Tips for a chicken with yummy garlic

  1. If it is a little dry, you can always add a little chicken broth to your garlic chicken in sauce in addition to the white wine that the recipe has. Although in this case I assure you that if you follow the recipe step by step it will be perfect.
  2. As you can see, the chicken is skinless except for the wings. If you do not care, it would leave a little more frying so that the skin of the chicken is as crispy as possible, the fat that will be released in the sauce will also give more flavor.
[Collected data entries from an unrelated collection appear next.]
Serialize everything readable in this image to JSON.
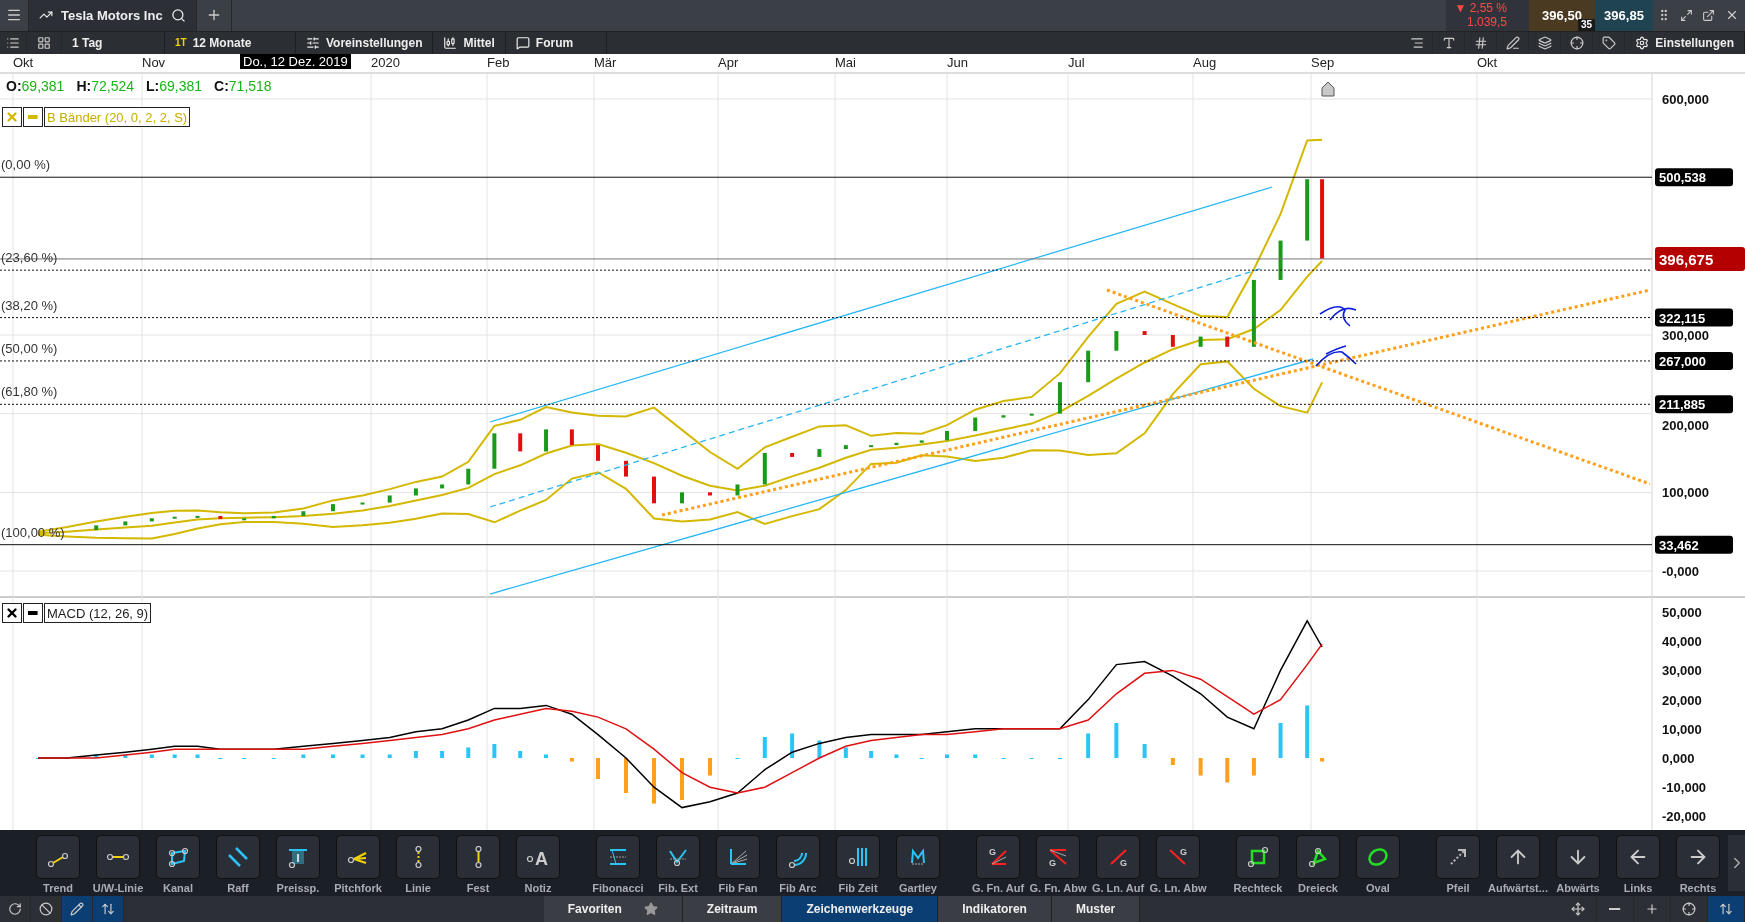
{
  "window": {
    "tab_title": "Tesla Motors Inc",
    "change": "▼ 2,55 %",
    "change_abs": "1.039,5",
    "bid": "396,50",
    "ask": "396,85",
    "spread": "35"
  },
  "toolbar": {
    "interval": "1 Tag",
    "range_badge": "1T",
    "range": "12 Monate",
    "presets": "Voreinstellungen",
    "style": "Mittel",
    "forum": "Forum",
    "settings": "Einstellungen"
  },
  "time_axis": {
    "months": [
      "Okt",
      "Nov",
      "2020",
      "Feb",
      "Mär",
      "Apr",
      "Mai",
      "Jun",
      "Jul",
      "Aug",
      "Sep",
      "Okt"
    ],
    "cursor_label": "Do., 12 Dez. 2019"
  },
  "ohlc": [
    {
      "key": "O:",
      "value": "69,381"
    },
    {
      "key": "H:",
      "value": "72,524"
    },
    {
      "key": "L:",
      "value": "69,381"
    },
    {
      "key": "C:",
      "value": "71,518"
    }
  ],
  "price_panel": {
    "legend": "B Bänder (20, 0, 2, 2, S)",
    "axis_labels": [
      "600,000",
      "300,000",
      "200,000",
      "100,000",
      "-0,000"
    ],
    "fib_levels": [
      {
        "label": "(0,00 %)",
        "tag": "500,538"
      },
      {
        "label": "(23,60 %)"
      },
      {
        "label": "(38,20 %)",
        "tag": "322,115"
      },
      {
        "label": "(50,00 %)",
        "tag": "267,000"
      },
      {
        "label": "(61,80 %)",
        "tag": "211,885"
      },
      {
        "label": "(100,00 %)",
        "tag": "33,462"
      }
    ],
    "current_price": "396,675"
  },
  "macd_panel": {
    "legend": "MACD (12, 26, 9)",
    "axis_labels": [
      "50,000",
      "40,000",
      "30,000",
      "20,000",
      "10,000",
      "0,000",
      "-10,000",
      "-20,000"
    ]
  },
  "tool_groups": [
    [
      {
        "label": "Trend"
      },
      {
        "label": "U/W-Linie"
      },
      {
        "label": "Kanal"
      },
      {
        "label": "Raff"
      },
      {
        "label": "Preissp."
      },
      {
        "label": "Pitchfork"
      },
      {
        "label": "Linie"
      },
      {
        "label": "Fest"
      },
      {
        "label": "Notiz",
        "glyph": "A"
      }
    ],
    [
      {
        "label": "Fibonacci"
      },
      {
        "label": "Fib. Ext"
      },
      {
        "label": "Fib Fan"
      },
      {
        "label": "Fib Arc"
      },
      {
        "label": "Fib Zeit"
      },
      {
        "label": "Gartley"
      }
    ],
    [
      {
        "label": "G. Fn. Auf",
        "glyph": "G"
      },
      {
        "label": "G. Fn. Abw",
        "glyph": "G"
      },
      {
        "label": "G. Ln. Auf",
        "glyph": "G"
      },
      {
        "label": "G. Ln. Abw",
        "glyph": "G"
      }
    ],
    [
      {
        "label": "Rechteck"
      },
      {
        "label": "Dreieck"
      },
      {
        "label": "Oval"
      }
    ],
    [
      {
        "label": "Pfeil"
      },
      {
        "label": "Aufwärtst..."
      },
      {
        "label": "Abwärts"
      },
      {
        "label": "Links"
      },
      {
        "label": "Rechts"
      }
    ]
  ],
  "bottom_tabs": [
    {
      "label": "Favoriten",
      "selected": false
    },
    {
      "label": "Zeitraum",
      "selected": false
    },
    {
      "label": "Zeichenwerkzeuge",
      "selected": true
    },
    {
      "label": "Indikatoren",
      "selected": false
    },
    {
      "label": "Muster",
      "selected": false
    }
  ],
  "bottom_left": [
    {
      "selected": false
    },
    {
      "selected": false
    },
    {
      "selected": true
    },
    {
      "selected": true
    }
  ],
  "bottom_right": [
    {
      "selected": false
    },
    {
      "selected": false
    },
    {
      "selected": false
    },
    {
      "selected": false
    },
    {
      "selected": true
    }
  ]
}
  3. There are those who pass the chicken through flour before frying it to seal the chicken, but in my case I think it is not necessary, we will only get it to absorb even more oil.
  4. The touch of vinegar, that acidic point is great but it is optional. At the end of everything, when finished cooking the chicken, a chorretín only. Don’t be brave to me.
  5. The garnish to accompany this dish can be a simple mixed salad. Almost on the subject of balancing the plate. But the garlic chicken is crying out for fries, bakery potatoes or potatoes a la poor , don’t you think?
  6. Other simple garnishes would be stewed mushrooms with peas, white rice ,   or mashed potatoes .
  7. The  microwaved potatoes  that we have already prepared several times on the blog are also like a finger ring. An almost fat-free side idea, a good choice.